Why the Federal Reserve Needs to Get Its Act Together
NEW YORK -- It's unbelievable, the position that the Federal Reserve is in right now.
As the markets wait for the results of the U.S. central bank's policy setting meeting this week, there has been a "destabilizing period of uncertainty over the Fed's intentions" and "weeks of mixed signals from the central bank," according to an article Sunday in the Financial Times.
This situation calls into question Fed Chair Janet Yellen's leadership and highlights the need for the Fed to get its act together.
True, some of the current uncertainty and complexity in the global economy is due to the behavior of China and other emerging-market nations. But the Federal Reserve has been a big contributor, too, with its three rounds of quantitative easing. And the Fed's attempts to provide financial markets with "forward guidance" have been a disaster.
A decision to raise short-term interest rates has been on the Fed's menu since it ceased its quantitative easing programs last October. The Fed was going to start raising short-term rates in the first quarter of this year. Then it was going to raise them in June. Then, for sure, in September. As each meeting approached, the noise surrounding the possible increase got louder and louder, and financial markets became more and more volatile.
The fear of many analysts is that a move by the Fed in current conditions will result in even more volatility. The chief economist at the World Bank has even said that a move on interest rates by the Fed could trigger "panic and turmoil" in emerging markets.
Others, attempting to quiet the markets, have suggested that the interest rate move being discussed is so small, only 25 basis points, and has been discussed for such a long time, that any Fed movement to raise rates will be a nonevent, a fait accompli.

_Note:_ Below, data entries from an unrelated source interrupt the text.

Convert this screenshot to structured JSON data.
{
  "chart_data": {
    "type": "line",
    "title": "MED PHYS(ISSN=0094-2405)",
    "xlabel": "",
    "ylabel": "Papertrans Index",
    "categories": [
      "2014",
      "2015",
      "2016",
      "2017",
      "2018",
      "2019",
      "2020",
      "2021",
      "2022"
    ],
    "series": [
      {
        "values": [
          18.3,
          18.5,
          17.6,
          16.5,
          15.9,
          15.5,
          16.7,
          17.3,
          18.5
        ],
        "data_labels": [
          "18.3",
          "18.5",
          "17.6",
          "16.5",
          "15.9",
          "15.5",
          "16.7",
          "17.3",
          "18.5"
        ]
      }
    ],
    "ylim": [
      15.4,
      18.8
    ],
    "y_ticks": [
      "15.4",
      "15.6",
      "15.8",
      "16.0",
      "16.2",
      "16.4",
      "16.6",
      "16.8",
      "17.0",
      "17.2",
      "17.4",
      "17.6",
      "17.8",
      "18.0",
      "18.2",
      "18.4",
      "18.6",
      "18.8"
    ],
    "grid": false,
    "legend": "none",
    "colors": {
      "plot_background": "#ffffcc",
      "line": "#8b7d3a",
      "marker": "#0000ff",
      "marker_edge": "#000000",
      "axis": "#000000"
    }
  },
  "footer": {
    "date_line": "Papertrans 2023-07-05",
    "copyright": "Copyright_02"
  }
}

The problem is that it should never have come to this.
The Federal Reserve has brought this burden upon itself. By creating market expectations, the Fed sets itself up for criticism if those expectations are not met. If expectations are not met a second time, the Fed just opens itself up for further criticism. And so on and so forth.
If Fed continues to act like this, then it will become clear that it doesn't understand leadership and is failing the economy.
Yes, the economy is at a new place, a place that it has never been before. Yes, over the past seven years or so, the Federal Reserve acted in a way it never had acted before. Yes, the Fed is going to have to use new thinking and new tools to move us on into the future. (Binyamin Appelbaum addresses these new tools in an article in The New York Times titled "Retooling the Fed for Liftoff.") The key issue going forward, however, is leadership.
Right now Federal Reserve policymakers look like a herd of cats. They don't seem to have any idea where they're going or any idea how they got here. And reliance on "data guidance" contributes little to leadership vision and market stability.
Yes, these are difficult, confusing times. Yes, there are a lot of problems out there in the world that must be taken into account. Yes, models that have been used in the past are incomplete or out of date.
Leadership must be exerted, however. The U.S. is still the No. 1 economic power in the world, and the U.S. economy is growing, while much of the rest of the world seems to be going in the opposite direction.
Speak With One Voice
In a complex economy, forward guidance isn't going to carry the day. Also, the Fed needs to speak with one voice for a while. Having several different members of the Federal Open Market Committee discussing their own views on random occasions doesn't help.
The Fed also needs to determine what it can and can't do. The Federal Reserve played a big role in preventing the Great Recession from becoming worse. It helped to sustain the banking system over the past seven years after several decades of "irrational exuberance" underwritten by the economic policies of the federal government.
The Fed can't do a whole lot in attaining faster economic growth. There was only so much that it could do anyway, but the credit inflation of the past 50 years taught the economy that it could earn more money through financial investment than through investment in plant and equipment.
Meanwhile, the global economy is changing, bringing on a new economic era. This new era is going to require new central bank goals. For example, Paul Volcker, former Federal Reserve chairman, has written in his book "Changing Fortunes: The World's Money and the Threat to American Leadership" that the price of a country's currency is the most important price in the economy of that country. Maybe the Fed should focus on the maintenance of a strong dollar. If Federal Reserve leadership doesn't establish its goals, express them clearly and firmly, and then act in a way that is consistent with achieving the goals, the discussion of Fed actions are going to become even more vocal and the markets are going to become even more volatile. The world can't afford that.
This article is commentary by an independent contributor. At the time of publication, the author held no positions in the stocks mentioned.